8. The estimation device according to claim 1, wherein
the feature obtaining unit is configured to:
obtain image features, which are features in the two-dimensional images, by inputting the two-dimensional images captured by each of the plurality of cameras into a corresponding one of a plurality of first machine learning models each trained to take therein the two-dimensional images captured by a corresponding one of the plurality of cameras as input and output the image features;
generate a first BEV feature, which is a feature in the BEV space, based on the image features;
obtain a three-dimensional feature, which is a feature of the three-dimensional coordinates, by inputting the three-dimensional coordinates into a second machine learning model having been trained to take therein the three-dimensional coordinates as input and output the three-dimensional feature; and
generate a second BEV feature, which is a feature in the BEV space, based on the three-dimensional feature, and
the bird's-eye view generation unit is configured to generate the bird's-eye view based on a fused feature obtained by fusing the first BEV feature and the second BEV feature.
9. The estimation device according to claim 8, wherein
the self-position estimation method includes a visual inertial odometry.
10. The estimation device according to claim 9, wherein
the self-position estimation method further includes estimation using a detection value of a wheel speed sensor.
11. An estimation method comprising:
calculating three-dimensional coordinates of an object present around a vehicle based on two-dimensional images representing outside of the vehicle captured by a plurality of cameras mounted on the vehicle, by using a self-position estimation method including a visual odometry which calculates the three-dimensional coordinates of the object in sequential two-dimensional images captured by a same camera, which is one of the plurality of cameras;
obtaining a bird's eye view (BEV) feature, which is a feature in a BEV space, based on the three-dimensional coordinates and at least one of the two-dimensional images representing outside of the vehicle by a BEV estimation algorithm; and
generating a bird's-eye view, as a top-down perspective image of the vehicle, based on the BEV feature.

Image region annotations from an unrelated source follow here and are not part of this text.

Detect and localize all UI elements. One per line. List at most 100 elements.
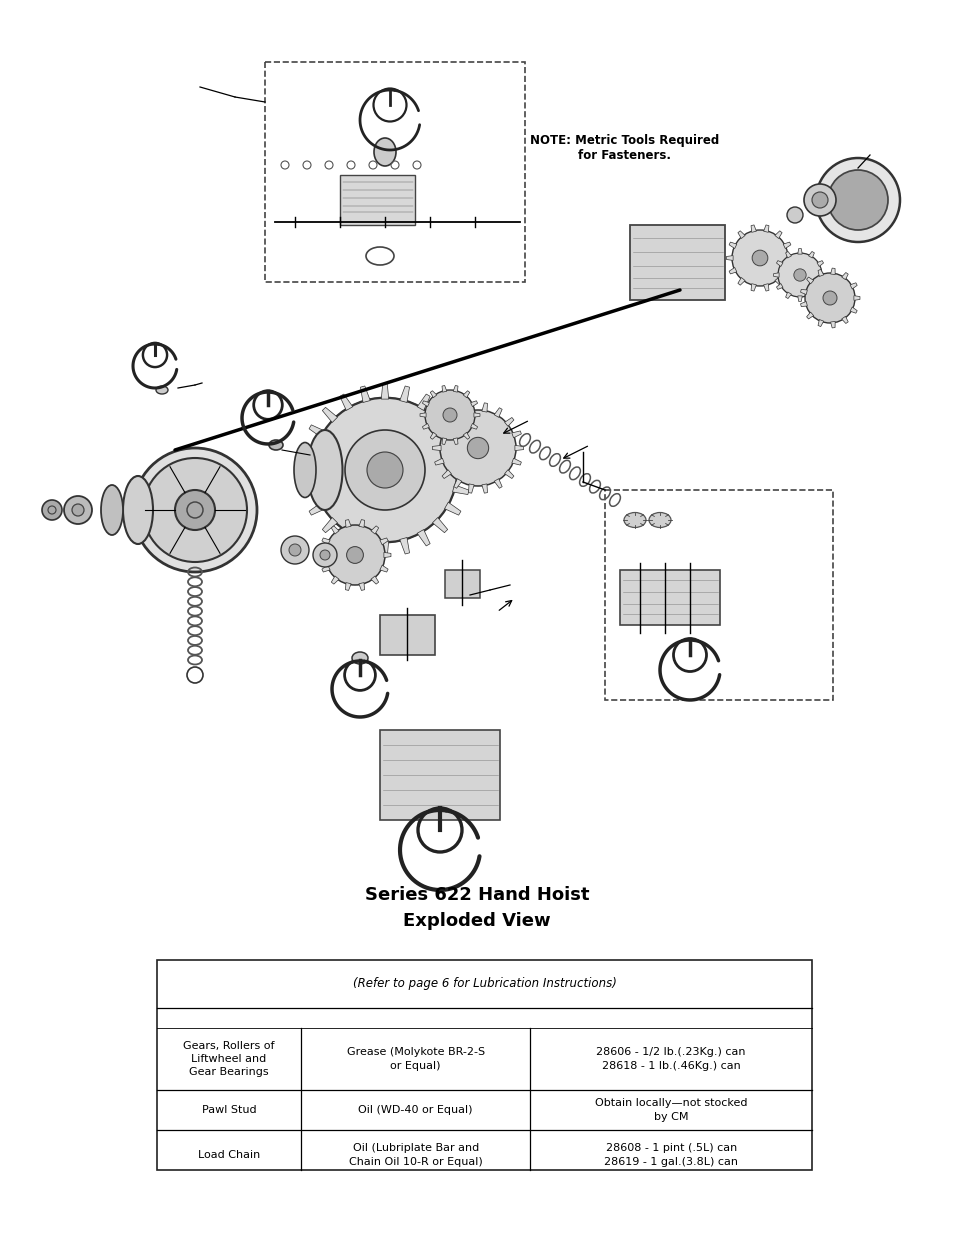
- Polygon shape: [301, 485, 317, 494]
- Polygon shape: [817, 320, 822, 326]
- Polygon shape: [808, 252, 814, 258]
- Polygon shape: [762, 225, 768, 232]
- Polygon shape: [371, 576, 378, 584]
- Bar: [444, 571, 479, 598]
- Circle shape: [319, 550, 330, 559]
- Polygon shape: [830, 268, 834, 274]
- Polygon shape: [441, 417, 451, 426]
- Polygon shape: [773, 273, 779, 277]
- Polygon shape: [785, 291, 791, 299]
- Polygon shape: [494, 408, 501, 417]
- Circle shape: [48, 506, 56, 514]
- Polygon shape: [463, 432, 469, 440]
- Polygon shape: [432, 517, 447, 532]
- Polygon shape: [774, 278, 781, 285]
- Polygon shape: [322, 517, 337, 532]
- Polygon shape: [345, 520, 351, 527]
- Polygon shape: [728, 242, 736, 248]
- Polygon shape: [841, 273, 847, 279]
- Ellipse shape: [123, 475, 152, 543]
- Bar: [265, 62, 524, 282]
- Polygon shape: [430, 432, 436, 440]
- Polygon shape: [849, 283, 857, 289]
- Bar: [604, 490, 832, 700]
- Polygon shape: [454, 479, 461, 488]
- Polygon shape: [301, 446, 317, 456]
- Polygon shape: [358, 583, 364, 590]
- Circle shape: [174, 490, 214, 530]
- Circle shape: [313, 543, 336, 567]
- Polygon shape: [816, 284, 822, 289]
- Polygon shape: [774, 231, 781, 238]
- Bar: [339, 175, 415, 225]
- Bar: [619, 571, 720, 625]
- Polygon shape: [298, 467, 314, 474]
- Polygon shape: [470, 401, 477, 406]
- Polygon shape: [322, 408, 337, 422]
- Polygon shape: [782, 268, 790, 274]
- Circle shape: [313, 398, 456, 542]
- Circle shape: [804, 273, 854, 324]
- Text: Pawl Stud: Pawl Stud: [201, 1105, 256, 1115]
- Polygon shape: [728, 268, 736, 274]
- Polygon shape: [444, 503, 460, 515]
- Polygon shape: [725, 256, 732, 261]
- Polygon shape: [776, 261, 782, 267]
- Polygon shape: [737, 278, 744, 285]
- Polygon shape: [452, 446, 469, 456]
- Ellipse shape: [648, 513, 670, 527]
- Polygon shape: [360, 537, 370, 555]
- Polygon shape: [481, 484, 487, 493]
- Polygon shape: [481, 403, 487, 412]
- Polygon shape: [432, 408, 447, 422]
- Ellipse shape: [294, 442, 315, 498]
- Text: Oil (Lubriplate Bar and
Chain Oil 10-R or Equal): Oil (Lubriplate Bar and Chain Oil 10-R o…: [349, 1144, 482, 1167]
- Circle shape: [811, 191, 827, 207]
- Circle shape: [778, 253, 821, 296]
- Polygon shape: [750, 284, 756, 291]
- Polygon shape: [371, 526, 378, 534]
- Ellipse shape: [623, 513, 645, 527]
- Polygon shape: [360, 387, 370, 403]
- Polygon shape: [797, 296, 801, 301]
- Polygon shape: [820, 273, 825, 277]
- Polygon shape: [331, 526, 338, 534]
- Text: (Refer to page 6 for Lubrication Instructions): (Refer to page 6 for Lubrication Instruc…: [353, 977, 616, 990]
- Polygon shape: [358, 520, 364, 527]
- Polygon shape: [511, 458, 521, 466]
- Polygon shape: [494, 479, 501, 488]
- Circle shape: [731, 230, 787, 287]
- Text: Series 622 Hand Hoist: Series 622 Hand Hoist: [364, 885, 589, 904]
- Polygon shape: [800, 301, 806, 306]
- Polygon shape: [419, 412, 426, 417]
- Polygon shape: [331, 576, 338, 584]
- Polygon shape: [474, 412, 479, 417]
- Polygon shape: [806, 312, 813, 319]
- Polygon shape: [339, 530, 353, 546]
- Circle shape: [793, 269, 805, 282]
- Polygon shape: [399, 387, 409, 403]
- Circle shape: [365, 450, 405, 490]
- Ellipse shape: [101, 485, 123, 535]
- Circle shape: [442, 408, 456, 422]
- Polygon shape: [441, 469, 451, 478]
- Polygon shape: [470, 424, 477, 430]
- Polygon shape: [435, 458, 444, 466]
- Polygon shape: [468, 403, 474, 412]
- Bar: [157, 960, 811, 1170]
- Polygon shape: [515, 446, 523, 451]
- Polygon shape: [321, 538, 330, 545]
- Polygon shape: [379, 566, 388, 572]
- Polygon shape: [454, 408, 461, 417]
- Polygon shape: [379, 538, 388, 545]
- Polygon shape: [309, 503, 325, 515]
- Circle shape: [439, 410, 516, 487]
- Text: Grease (Molykote BR-2-S
or Equal): Grease (Molykote BR-2-S or Equal): [346, 1047, 484, 1071]
- Polygon shape: [452, 485, 469, 494]
- Polygon shape: [339, 394, 353, 410]
- Circle shape: [364, 450, 405, 490]
- Polygon shape: [381, 541, 388, 557]
- Text: 28606 - 1/2 lb.(.23Kg.) can
28618 - 1 lb.(.46Kg.) can: 28606 - 1/2 lb.(.23Kg.) can 28618 - 1 lb…: [596, 1047, 745, 1071]
- Polygon shape: [441, 438, 446, 445]
- Polygon shape: [786, 256, 793, 261]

12. An estimation device comprising a processor and a memory that stores instructions configured to, when executed by the processor, cause the processor to perform operations including:
calculating three-dimensional coordinates of an object present around a vehicle based on two-dimensional images representing outside of the vehicle capture by a plurality of cameras mounted on the vehicle, by a self-position estimation method including a visual odometry which calculates the three-dimensional coordinates of the object based on the sequential two-dimensional images captured by a same camera, which is one of the plurality of cameras;
obtaining a bird's eye view (BEV) feature, which is a feature in a BEV space, based on the three-dimensional coordinates and at least one of the two-dimensional images representing outside of the vehicle by a BEV estimation algorithm; and
generating a bird's-eye view, as a top-down perspective image of the vehicle, based on the BEV feature.